Singkat cerita, Kerajaan Tembong Agung dilanjutkan oleh Tadjimalela, tapi diganti namanya menjadi Himbar Buana yang artinya menerangi alam. Kemudian karena peristiwa alam (pada saat bertapa di kaki gunung Cakrabuana tiba-tiba langit menjadi terang benderang oleh cahaya melengkung seperti selendang selama tiga hari tiga malam), nah tiba-tiba terucap kata, Ingsun Medal Ingsun Madangan yang artinya, aku lahir, aku memberi penerangan (pencerahan mungkin ya…^^), nah ramailah ya dibicarakan oleh warga setempat ucapan Tadjimalela tersebut, namun karena kepanjangan disingkat jadi jargon (ups, yang ini kami sendiri yang cerita yak, boleh ga dipercaya), yang awalnya ingsun medal, ingsun madangan jadi Ingsun madangan, dan akhirnya sampai ketelinga orang keseribu jadi sun madang, sampai ketelinga orang ke dua ribu jadi sumedang deh…^^ (kurang lebih begitulah singkatnya, silahkan dicek di google, atau buku-buku sejarah da’ kalo ga percaya…^^).

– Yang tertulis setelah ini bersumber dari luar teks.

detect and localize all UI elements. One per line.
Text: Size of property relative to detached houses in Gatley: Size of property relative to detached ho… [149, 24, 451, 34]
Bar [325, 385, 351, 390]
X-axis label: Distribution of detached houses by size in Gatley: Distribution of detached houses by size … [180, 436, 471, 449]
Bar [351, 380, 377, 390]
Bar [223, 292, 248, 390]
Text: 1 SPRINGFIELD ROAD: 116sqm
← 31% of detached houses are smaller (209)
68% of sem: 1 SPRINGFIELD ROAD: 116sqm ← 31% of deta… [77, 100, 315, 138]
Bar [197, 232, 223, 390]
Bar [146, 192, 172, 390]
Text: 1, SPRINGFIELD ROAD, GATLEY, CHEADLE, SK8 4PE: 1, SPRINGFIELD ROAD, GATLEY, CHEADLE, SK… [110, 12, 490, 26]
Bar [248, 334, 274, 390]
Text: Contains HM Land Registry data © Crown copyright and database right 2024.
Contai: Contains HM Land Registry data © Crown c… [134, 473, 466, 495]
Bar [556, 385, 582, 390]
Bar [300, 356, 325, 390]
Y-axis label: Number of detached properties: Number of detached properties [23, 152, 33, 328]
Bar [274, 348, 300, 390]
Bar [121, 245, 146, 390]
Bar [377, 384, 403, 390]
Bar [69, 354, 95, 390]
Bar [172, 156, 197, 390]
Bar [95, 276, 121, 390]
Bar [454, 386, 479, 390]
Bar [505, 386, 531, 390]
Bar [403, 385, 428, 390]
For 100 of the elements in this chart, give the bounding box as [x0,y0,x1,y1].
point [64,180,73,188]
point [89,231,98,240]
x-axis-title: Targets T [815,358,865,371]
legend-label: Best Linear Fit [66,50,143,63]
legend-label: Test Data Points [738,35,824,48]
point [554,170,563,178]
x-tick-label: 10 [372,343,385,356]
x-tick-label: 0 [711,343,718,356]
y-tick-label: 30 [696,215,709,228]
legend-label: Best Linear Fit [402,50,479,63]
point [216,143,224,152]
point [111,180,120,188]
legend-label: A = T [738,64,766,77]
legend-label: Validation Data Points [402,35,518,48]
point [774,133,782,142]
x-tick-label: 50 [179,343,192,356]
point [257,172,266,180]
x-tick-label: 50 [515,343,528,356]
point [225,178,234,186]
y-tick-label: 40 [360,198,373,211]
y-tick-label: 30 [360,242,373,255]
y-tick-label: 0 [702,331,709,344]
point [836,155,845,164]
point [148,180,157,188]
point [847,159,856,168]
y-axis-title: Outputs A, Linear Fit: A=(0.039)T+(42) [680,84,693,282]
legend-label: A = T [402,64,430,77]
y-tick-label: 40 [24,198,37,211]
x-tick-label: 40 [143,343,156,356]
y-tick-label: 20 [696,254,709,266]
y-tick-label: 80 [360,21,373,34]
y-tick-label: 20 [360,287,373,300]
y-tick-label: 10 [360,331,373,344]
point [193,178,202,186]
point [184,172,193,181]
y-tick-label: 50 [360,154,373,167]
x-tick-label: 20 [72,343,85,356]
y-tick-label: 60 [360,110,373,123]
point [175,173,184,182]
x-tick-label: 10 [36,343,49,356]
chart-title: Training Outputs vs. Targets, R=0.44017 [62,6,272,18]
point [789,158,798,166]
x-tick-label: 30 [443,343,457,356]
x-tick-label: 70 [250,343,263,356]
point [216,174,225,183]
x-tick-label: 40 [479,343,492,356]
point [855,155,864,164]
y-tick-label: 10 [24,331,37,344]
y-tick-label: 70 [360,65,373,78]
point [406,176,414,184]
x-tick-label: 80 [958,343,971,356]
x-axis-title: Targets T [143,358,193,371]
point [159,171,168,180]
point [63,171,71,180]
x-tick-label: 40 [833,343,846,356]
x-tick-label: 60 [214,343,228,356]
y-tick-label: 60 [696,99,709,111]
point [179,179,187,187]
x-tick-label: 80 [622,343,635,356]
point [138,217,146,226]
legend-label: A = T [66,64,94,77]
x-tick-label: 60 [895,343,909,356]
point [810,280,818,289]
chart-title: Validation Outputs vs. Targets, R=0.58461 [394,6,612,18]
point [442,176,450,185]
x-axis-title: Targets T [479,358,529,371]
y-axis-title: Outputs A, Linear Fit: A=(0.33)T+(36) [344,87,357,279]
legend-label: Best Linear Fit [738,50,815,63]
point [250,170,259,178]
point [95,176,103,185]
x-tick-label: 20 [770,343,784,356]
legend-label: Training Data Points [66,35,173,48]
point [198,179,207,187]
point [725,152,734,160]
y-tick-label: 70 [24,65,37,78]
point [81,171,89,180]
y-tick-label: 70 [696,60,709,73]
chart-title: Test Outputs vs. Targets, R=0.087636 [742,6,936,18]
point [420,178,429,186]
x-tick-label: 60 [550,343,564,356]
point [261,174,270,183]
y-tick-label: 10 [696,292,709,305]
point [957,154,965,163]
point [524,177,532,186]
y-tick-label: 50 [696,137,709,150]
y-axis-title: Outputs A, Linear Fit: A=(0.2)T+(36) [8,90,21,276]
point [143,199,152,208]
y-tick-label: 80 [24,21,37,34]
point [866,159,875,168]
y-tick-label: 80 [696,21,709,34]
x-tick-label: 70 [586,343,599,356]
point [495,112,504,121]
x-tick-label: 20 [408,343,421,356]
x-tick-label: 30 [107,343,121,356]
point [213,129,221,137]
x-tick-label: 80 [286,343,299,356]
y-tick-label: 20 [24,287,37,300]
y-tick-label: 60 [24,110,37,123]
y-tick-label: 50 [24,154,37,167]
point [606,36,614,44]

Kerajaan Himbar Buana akhirnya mentransformasi identitasnya menjadi Sumedang Larang dan Tadjimalela, atau Prabu Agung Resi Cakrabuana melimpahkan kewenangannya kepada putranya Prabu Gajah Agung sebagai Raja Sumedang Larang ketiga (Prabu Aji Putih dianggap yang pertama, Prabu Tadjimalela yang kedua, pas kan kalau putranya jadi yang ketiga, masih menurut sumber ya, bukan ngarang…^^). Berturut-turut setelah itu dilanjutkan oleh putranya, Wirajaya a.k.a Jagabaya a.k.a Prabu Pagulingan. Dilanjutkan lagi oleh Sunan Guling a.k.a. Mertalaya, kemudian digantikan oleh Tirtakusuma a.k.a. Sunan Tuakan kemudian digantikan oleh putrinya, Ratu Sintawati a.k.a. Nyi Mas Patuakan. Pada masa ini Islam mulai menyebar luas.
Setelah Nyi Mas Patuakan, Sumedang dipimpin kembali oleh seorang Ratu, yaitu Ratu Inten Dewata yang setelah menjadi Ratu bergelar Ratu Pucuk Umun, kemudian digantikan oleh suaminya, Pangeran Santri yang setelah dinobatkan menjadi Raja bergelar Pangeran Kusumadinata. Pangeran Santri merupakan raja Sumedang pertama yang menganut agama Islam. Dari perkawinan Pangeran Santri dan Ratu Pucuk Umun lahirlah Pangeran Angkawijaya yang kelak bergelar Prabu Geusan Ulun. Pada masa kepemimpinan Pangeran Santri kerajaan Pajajaran jatuh ke tangan Kesultanan Surasowan Banten, sampai akhirnya Pangeran Santri menerima empat Kandaga Lante (apa ya, kira-kira orang penting pembawa pesan kerajaan Pajajaran mungkin ya) yang dipimpin oleh Sanghiang Hawu a.k.a. Jaya Perkosa, Batara Dipati Wiradidjaya, Sangiang Kondanghapa dan Batara Pancar Buana Terong Peot membawa pusaka Pajajaran untuk diserahkan pada penguasa Sumedang Larang. Pada masa itu pula Pangeran Angkawijaya dinobatkan sebagai Raja Sumedang bergelar Prabu Geusan Ulun. Prabu Geusan Ulun adalah raja terakhir Sumedang sebelum berganti menjadi Kabupatian karena berada di bawah kekuasaan Mataram pada tahun 1620. Sejak saat itu Sumedang menjadi Kabupatian sampai saat ini menjadi Kabupaten Sumedang. Sumedang Larang sekarang menjadi Kabupaten Sumedang dengan luas wilayah 1.522,21 km² yang terdiri dari 28 kecamatan.